Nuclear Energy for Climate
Germany is failing to meet its climate targets. Germany aims to be CO₂-neutral by 2050.
It cannot meet its targets without rapidly phasing out coal, but it does not plan on ending coal until 2038. Meanwhile, its six remaining nuclear plants are scheduled to be shut down by the end of 2022.
Germany decided to phase out nuclear power in 2002.
Nuklearia Chairman Rainer Klute observes, ”Decommissioning the six remaining nuclear power plants will cause additional emissions of a massive 50-75 million tons of CO₂ per year.” Instead of low-CO₂ nuclear power plants, he said, it would be better to shut down CO₂-intensive coal-fired power plants. "That would really make a difference. Because every additional gram of CO₂ is too much, let alone millions of tons every year.”.
The Intergovernmental Panel on Climate Change (IPCC) considers that keeping climate warming to 1.5°C cannot be achieved without nuclear energy.

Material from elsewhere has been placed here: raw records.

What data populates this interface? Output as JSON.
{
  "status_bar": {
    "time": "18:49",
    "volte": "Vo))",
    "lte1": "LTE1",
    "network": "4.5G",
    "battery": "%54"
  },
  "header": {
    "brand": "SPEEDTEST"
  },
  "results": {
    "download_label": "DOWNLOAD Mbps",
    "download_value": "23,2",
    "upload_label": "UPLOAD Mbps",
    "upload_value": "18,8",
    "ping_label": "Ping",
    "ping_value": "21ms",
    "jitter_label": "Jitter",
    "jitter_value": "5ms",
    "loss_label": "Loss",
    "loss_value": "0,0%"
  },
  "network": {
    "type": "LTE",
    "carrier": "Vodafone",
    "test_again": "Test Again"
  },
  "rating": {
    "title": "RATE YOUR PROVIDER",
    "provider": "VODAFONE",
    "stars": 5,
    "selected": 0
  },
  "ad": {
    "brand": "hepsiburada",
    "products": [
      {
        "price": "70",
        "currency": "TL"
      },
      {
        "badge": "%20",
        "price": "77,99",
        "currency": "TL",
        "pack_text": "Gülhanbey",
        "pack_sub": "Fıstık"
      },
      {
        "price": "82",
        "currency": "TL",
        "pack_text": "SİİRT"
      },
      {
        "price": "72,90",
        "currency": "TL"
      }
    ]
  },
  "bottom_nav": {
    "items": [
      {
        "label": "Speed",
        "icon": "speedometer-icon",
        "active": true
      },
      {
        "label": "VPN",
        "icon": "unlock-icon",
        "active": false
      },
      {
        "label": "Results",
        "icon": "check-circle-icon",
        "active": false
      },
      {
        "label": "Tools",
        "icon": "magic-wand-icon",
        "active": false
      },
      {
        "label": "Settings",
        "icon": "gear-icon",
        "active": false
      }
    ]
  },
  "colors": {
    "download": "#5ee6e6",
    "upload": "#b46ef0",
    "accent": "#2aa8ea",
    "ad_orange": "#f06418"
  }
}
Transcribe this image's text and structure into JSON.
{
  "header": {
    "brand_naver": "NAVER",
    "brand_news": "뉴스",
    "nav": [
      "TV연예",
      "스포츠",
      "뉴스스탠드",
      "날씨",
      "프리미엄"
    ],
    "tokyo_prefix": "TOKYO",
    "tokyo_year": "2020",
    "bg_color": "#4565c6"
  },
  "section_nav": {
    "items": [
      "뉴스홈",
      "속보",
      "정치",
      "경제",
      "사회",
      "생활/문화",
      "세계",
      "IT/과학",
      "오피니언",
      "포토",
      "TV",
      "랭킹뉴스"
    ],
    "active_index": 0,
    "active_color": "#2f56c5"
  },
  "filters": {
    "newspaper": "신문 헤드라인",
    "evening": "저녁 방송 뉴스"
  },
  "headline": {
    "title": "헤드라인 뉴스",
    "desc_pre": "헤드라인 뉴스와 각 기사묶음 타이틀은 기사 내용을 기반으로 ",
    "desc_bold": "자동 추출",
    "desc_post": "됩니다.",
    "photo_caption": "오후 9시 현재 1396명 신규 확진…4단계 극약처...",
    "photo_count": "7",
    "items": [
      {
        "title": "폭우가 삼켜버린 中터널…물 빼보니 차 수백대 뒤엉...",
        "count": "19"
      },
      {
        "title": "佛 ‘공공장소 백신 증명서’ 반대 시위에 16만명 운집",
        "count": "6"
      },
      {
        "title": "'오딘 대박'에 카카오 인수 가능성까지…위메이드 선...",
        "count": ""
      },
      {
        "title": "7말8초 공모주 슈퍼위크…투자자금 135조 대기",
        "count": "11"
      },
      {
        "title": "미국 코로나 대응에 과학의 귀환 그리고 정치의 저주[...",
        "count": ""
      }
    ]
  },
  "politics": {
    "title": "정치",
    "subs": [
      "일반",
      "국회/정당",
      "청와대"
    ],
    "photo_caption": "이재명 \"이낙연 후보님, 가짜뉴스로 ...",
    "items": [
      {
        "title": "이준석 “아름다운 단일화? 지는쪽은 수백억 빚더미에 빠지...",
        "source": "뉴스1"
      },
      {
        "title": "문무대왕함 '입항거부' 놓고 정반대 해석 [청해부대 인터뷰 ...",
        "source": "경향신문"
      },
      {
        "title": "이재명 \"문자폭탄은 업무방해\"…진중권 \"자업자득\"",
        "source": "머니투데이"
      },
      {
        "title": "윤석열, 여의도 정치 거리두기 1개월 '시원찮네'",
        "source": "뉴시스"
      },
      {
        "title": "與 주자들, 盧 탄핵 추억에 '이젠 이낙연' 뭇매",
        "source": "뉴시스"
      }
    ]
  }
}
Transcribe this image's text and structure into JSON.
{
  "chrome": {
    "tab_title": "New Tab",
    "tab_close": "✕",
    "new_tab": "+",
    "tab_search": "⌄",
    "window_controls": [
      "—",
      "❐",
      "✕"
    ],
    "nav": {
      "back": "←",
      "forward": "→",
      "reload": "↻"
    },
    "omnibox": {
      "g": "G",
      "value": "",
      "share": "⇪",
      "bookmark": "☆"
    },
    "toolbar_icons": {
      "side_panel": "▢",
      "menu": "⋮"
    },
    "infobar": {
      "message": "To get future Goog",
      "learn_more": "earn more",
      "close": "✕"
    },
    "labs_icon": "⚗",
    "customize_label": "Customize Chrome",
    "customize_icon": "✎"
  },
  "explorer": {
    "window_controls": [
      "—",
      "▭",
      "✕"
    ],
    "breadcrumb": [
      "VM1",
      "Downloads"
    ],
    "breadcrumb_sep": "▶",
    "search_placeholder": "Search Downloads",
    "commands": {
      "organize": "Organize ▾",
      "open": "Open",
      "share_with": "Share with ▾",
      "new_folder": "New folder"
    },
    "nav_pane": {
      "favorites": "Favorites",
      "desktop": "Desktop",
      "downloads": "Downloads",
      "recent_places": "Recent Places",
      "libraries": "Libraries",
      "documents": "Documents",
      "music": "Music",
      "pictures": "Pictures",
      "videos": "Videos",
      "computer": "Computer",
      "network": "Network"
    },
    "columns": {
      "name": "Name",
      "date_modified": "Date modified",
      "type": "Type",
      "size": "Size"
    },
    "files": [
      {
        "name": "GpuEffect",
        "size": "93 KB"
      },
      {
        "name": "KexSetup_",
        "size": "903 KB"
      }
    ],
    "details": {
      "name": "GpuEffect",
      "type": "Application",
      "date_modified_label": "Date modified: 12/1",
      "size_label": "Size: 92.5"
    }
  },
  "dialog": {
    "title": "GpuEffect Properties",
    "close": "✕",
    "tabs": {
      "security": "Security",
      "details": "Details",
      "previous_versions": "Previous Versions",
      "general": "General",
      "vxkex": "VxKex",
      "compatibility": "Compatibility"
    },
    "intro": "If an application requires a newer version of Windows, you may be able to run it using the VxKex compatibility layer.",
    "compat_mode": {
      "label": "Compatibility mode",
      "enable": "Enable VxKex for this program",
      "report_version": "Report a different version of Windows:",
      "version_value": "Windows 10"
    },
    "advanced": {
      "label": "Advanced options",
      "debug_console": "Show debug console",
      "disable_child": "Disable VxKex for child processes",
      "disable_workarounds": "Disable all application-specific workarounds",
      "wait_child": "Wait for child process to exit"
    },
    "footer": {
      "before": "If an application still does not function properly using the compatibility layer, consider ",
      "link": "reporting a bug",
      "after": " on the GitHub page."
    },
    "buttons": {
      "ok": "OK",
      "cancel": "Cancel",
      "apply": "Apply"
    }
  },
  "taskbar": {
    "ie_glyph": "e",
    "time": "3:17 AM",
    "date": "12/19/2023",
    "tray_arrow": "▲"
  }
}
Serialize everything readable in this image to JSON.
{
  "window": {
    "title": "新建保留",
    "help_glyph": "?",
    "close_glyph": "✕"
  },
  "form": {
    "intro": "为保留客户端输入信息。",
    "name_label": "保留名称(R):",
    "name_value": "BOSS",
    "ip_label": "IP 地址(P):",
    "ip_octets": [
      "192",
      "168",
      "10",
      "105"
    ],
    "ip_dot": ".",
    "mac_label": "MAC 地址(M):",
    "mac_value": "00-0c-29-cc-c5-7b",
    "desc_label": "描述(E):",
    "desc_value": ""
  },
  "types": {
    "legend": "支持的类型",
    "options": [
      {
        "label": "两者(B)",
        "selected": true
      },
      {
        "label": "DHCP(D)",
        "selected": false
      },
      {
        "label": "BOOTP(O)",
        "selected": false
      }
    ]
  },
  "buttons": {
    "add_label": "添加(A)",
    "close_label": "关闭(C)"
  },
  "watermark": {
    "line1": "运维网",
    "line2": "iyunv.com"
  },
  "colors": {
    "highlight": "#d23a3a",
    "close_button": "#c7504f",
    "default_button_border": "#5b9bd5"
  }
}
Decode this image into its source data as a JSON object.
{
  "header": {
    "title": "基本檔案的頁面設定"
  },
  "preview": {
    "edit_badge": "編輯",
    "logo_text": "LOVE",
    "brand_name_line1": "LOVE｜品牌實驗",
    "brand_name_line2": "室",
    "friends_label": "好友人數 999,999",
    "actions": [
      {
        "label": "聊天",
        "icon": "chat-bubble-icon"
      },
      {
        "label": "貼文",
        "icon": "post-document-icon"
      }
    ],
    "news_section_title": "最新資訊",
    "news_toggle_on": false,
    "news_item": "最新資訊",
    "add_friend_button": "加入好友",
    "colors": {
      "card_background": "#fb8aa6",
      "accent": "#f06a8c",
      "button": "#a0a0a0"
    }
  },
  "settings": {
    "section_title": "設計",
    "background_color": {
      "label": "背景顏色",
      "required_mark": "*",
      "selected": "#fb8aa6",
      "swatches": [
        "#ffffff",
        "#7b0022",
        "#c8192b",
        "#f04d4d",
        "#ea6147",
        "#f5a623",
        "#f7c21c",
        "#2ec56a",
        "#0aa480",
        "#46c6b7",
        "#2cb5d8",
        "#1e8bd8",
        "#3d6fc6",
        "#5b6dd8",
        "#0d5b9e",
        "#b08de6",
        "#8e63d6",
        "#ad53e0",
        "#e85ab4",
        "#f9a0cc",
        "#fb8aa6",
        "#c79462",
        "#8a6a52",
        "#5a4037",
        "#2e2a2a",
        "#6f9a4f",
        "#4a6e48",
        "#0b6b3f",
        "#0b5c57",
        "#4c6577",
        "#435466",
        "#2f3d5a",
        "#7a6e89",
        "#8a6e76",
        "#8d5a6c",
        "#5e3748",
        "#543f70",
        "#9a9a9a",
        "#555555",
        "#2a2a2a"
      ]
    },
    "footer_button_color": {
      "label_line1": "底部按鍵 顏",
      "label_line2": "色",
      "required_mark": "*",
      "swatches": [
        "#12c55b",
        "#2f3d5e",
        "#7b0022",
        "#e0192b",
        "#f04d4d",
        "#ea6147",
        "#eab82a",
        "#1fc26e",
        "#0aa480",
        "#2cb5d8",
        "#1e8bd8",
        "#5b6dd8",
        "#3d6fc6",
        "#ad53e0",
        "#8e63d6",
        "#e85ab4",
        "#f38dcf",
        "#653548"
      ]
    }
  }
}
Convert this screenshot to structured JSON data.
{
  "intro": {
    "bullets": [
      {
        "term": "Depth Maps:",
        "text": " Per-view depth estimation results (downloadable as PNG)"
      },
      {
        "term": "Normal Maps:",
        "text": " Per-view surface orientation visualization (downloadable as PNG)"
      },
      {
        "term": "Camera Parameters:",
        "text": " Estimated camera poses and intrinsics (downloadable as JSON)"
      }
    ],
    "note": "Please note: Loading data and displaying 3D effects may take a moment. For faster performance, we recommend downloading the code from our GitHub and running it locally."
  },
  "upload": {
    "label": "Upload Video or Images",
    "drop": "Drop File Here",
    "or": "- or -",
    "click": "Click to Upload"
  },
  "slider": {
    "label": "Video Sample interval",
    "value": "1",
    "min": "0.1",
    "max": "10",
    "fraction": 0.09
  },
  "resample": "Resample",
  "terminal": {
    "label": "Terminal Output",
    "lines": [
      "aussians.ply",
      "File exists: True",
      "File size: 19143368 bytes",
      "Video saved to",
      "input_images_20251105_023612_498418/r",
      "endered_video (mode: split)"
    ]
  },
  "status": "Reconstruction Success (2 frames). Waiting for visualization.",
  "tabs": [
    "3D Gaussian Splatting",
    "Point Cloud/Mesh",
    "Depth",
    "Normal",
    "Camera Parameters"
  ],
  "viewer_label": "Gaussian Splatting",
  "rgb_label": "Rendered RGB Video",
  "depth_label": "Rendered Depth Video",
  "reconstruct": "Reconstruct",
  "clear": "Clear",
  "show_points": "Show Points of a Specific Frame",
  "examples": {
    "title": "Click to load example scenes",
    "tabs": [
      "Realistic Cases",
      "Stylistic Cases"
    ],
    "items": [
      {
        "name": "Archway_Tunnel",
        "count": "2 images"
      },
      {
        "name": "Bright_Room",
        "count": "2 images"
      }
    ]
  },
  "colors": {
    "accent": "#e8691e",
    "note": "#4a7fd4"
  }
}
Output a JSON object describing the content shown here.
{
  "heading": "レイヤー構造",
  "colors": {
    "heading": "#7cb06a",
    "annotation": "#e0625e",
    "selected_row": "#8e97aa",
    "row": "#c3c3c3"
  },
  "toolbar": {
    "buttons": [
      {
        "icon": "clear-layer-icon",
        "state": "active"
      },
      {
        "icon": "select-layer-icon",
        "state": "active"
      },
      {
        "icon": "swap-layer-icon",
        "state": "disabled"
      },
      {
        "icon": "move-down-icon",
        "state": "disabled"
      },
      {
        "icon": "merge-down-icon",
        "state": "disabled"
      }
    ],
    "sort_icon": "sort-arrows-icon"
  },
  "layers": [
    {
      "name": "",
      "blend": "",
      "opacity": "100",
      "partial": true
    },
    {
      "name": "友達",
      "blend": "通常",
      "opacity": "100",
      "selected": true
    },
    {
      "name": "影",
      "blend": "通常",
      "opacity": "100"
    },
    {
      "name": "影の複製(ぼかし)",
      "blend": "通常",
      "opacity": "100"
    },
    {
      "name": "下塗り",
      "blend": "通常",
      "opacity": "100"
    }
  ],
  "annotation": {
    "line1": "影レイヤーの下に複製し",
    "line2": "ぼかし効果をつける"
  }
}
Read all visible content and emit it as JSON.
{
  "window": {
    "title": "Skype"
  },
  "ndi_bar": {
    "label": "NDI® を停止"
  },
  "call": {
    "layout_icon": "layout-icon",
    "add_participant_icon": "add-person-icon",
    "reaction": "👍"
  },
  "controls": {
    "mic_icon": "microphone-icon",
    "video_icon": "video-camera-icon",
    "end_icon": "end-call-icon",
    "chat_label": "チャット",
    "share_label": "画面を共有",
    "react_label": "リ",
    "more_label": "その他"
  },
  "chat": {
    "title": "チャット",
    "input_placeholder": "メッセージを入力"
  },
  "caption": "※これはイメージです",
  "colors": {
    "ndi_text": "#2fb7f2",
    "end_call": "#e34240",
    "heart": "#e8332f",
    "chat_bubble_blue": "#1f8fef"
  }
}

Nuclear power also requires extremely little space compared to wind and solar, a great help in preserving nature and wildlife.
German per-capita emissions are 10.4 metric tons compared with 6.6 for France. The average cost of electricity for German households has doubled since 2000.
A recent survey shows a majority of Germans in favour of nuclear energy for protection against climate change.
Extending the operating lives of nuclear power plants is the most cost-effective way of generating clean energy. Nuklearia is calling for demonstrations again this year at the sites of the nuclear power plants.